Such implementations do not require the renderer of a playback environment to be capable of high-complexity decorrelation, thereby allowing for rendering processes that may be relatively simpler, more efficient and cheaper. Backward-compatible downmixes may include the effect of decorrelation to maintain the best possible artistic intent, without the need to reconstruct the object for rendering-side decorrelation. High-quality decorrelators can be applied to large audio objects upstream of a final rendering process, e.g., during an authoring or post-production process in a sound studio. Such decorrelators may be robust with regard to downmixing and/or other downstream audio processing.

FIG. 5 is a flow diagram that provides an example of audio processing for spatially large audio objects. The operations of method 500, as with other methods described herein, are not necessarily performed in the order indicated. Moreover, these methods may include more or fewer blocks than shown and/or described. These methods may be implemented, at least in part, by a logic system such as the logic system 1110 shown in FIG. 11 and described below. Such a logic system may be a component of an audio processing system. Alternatively, or additionally, such methods may be implemented via a non-transitory medium having software stored thereon. The software may include instructions for controlling one or more devices to perform, at least in part, the methods described herein.

In this example, method 500 begins with block 505, which involves receiving audio data including audio objects. The audio data may be received by an audio processing system. In this example, the audio objects include audio object signals and associated metadata. Here, the associated metadata includes audio object size data. The associated metadata also may include audio object position data indicating the position of the audio object in a three dimensional space, decorrelation metadata, audio object gain information, etc. The audio data also may include one or more audio bed signals corresponding to speaker locations.

In this implementation, block 510 involves determining, based on the audio object size data, a large audio object having an audio object size that is greater than a threshold size. For example, block 510 may involve determining whether a numerical audio object size value exceeds a predetermined level. The numerical audio object size value may, for example, correspond to a portion of a playback environment occupied by the audio object. Alternatively, or additionally, block 510 may involve determining whether another type of indication, such as a flag, decorrelation metadata, etc., indicates that an audio object has an audio object size that is greater than the threshold size.
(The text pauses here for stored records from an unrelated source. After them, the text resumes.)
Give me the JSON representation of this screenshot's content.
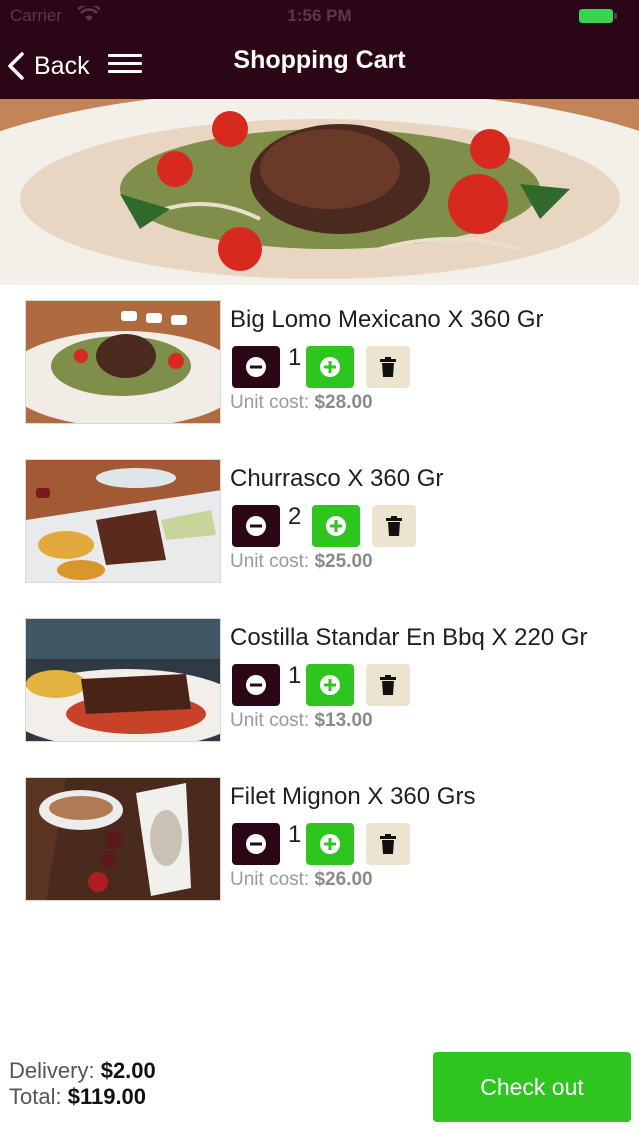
{
  "status_bar": {
    "carrier": "Carrier",
    "time": "1:56 PM"
  },
  "header": {
    "back_label": "Back",
    "title": "Shopping Cart"
  },
  "cart": {
    "unit_cost_label": "Unit cost:",
    "items": [
      {
        "name": "Big Lomo Mexicano X 360 Gr",
        "quantity": "1",
        "unit_cost": "$28.00"
      },
      {
        "name": "Churrasco X 360 Gr",
        "quantity": "2",
        "unit_cost": "$25.00"
      },
      {
        "name": "Costilla Standar En Bbq X 220 Gr",
        "quantity": "1",
        "unit_cost": "$13.00"
      },
      {
        "name": "Filet Mignon X 360 Grs",
        "quantity": "1",
        "unit_cost": "$26.00"
      }
    ]
  },
  "footer": {
    "delivery_label": "Delivery:",
    "delivery_value": "$2.00",
    "total_label": "Total:",
    "total_value": "$119.00",
    "checkout_label": "Check out"
  },
  "colors": {
    "header_bg": "#2b0617",
    "accent_green": "#2ec51f",
    "delete_bg": "#ede4cf"
  },
  "icons": [
    "chevron-left-icon",
    "hamburger-icon",
    "minus-circle-icon",
    "plus-circle-icon",
    "trash-icon",
    "wifi-icon",
    "battery-icon"
  ]
}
Although much of the discussion of method 500 involves processing a single large audio object, it will be appreciated that the same (or similar) processes may be applied to multiple large audio objects.
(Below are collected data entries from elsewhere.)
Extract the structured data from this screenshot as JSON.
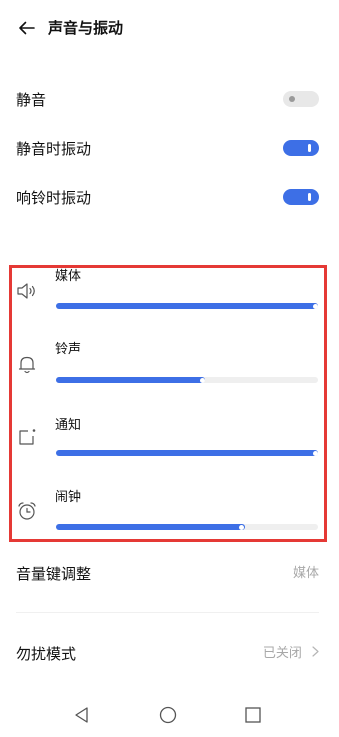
{
  "header": {
    "title": "声音与振动"
  },
  "toggles": [
    {
      "label": "静音",
      "state": "off"
    },
    {
      "label": "静音时振动",
      "state": "on"
    },
    {
      "label": "响铃时振动",
      "state": "on"
    }
  ],
  "volume": {
    "items": [
      {
        "label": "媒体",
        "icon": "speaker-icon",
        "level": 1.0
      },
      {
        "label": "铃声",
        "icon": "bell-icon",
        "level": 0.57
      },
      {
        "label": "通知",
        "icon": "notification-icon",
        "level": 1.0
      },
      {
        "label": "闹钟",
        "icon": "alarm-clock-icon",
        "level": 0.72
      }
    ],
    "highlight_color": "#e53935"
  },
  "volume_keys": {
    "label": "音量键调整",
    "value": "媒体"
  },
  "dnd": {
    "label": "勿扰模式",
    "value": "已关闭"
  },
  "colors": {
    "accent": "#3d6fe6",
    "track": "#efefef",
    "secondary_text": "#a8a8a8"
  },
  "nav": {
    "buttons": [
      "back-nav-icon",
      "home-nav-icon",
      "recents-nav-icon"
    ]
  }
}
In this example, block 515 involves performing a decorrelation process on audio signals of a large audio object, producing decorrelated large audio object audio signals. In some implementations, the decorrelation process may be performed, at least in part, according to received decorrelation metadata. The decorrelation process may involve delays, all-pass filters, pseudo-random filters and/or reverberation algorithms.

Here, in block 520, the decorrelated large audio object audio signals are associated with object locations. In this example, the associating process is independent of an actual playback speaker configuration that may be used to eventually render the decorrelated large audio object audio signals to actual playback speakers of a playback environment. However, in some alternative implementations, the object locations may correspond with actual playback speaker locations. For example, according to some such alternative implementations, the object locations may correspond with playback speaker locations of commonly-used playback speaker configurations. If audio bed signals are received in block 505, the object locations may correspond with playback speaker locations corresponding to at least some of the audio bed signals. Alternatively, or additionally, the object locations may be locations corresponding to at least some of the audio object position data of the received audio objects. Accordingly, at least some of the object locations may be stationary, whereas at least some of the object locations may vary over time. In some implementations, block 520 may involve mixing the decorrelated large audio object audio signals with audio signals for audio objects that are spatially separated by a threshold distance from the large audio object.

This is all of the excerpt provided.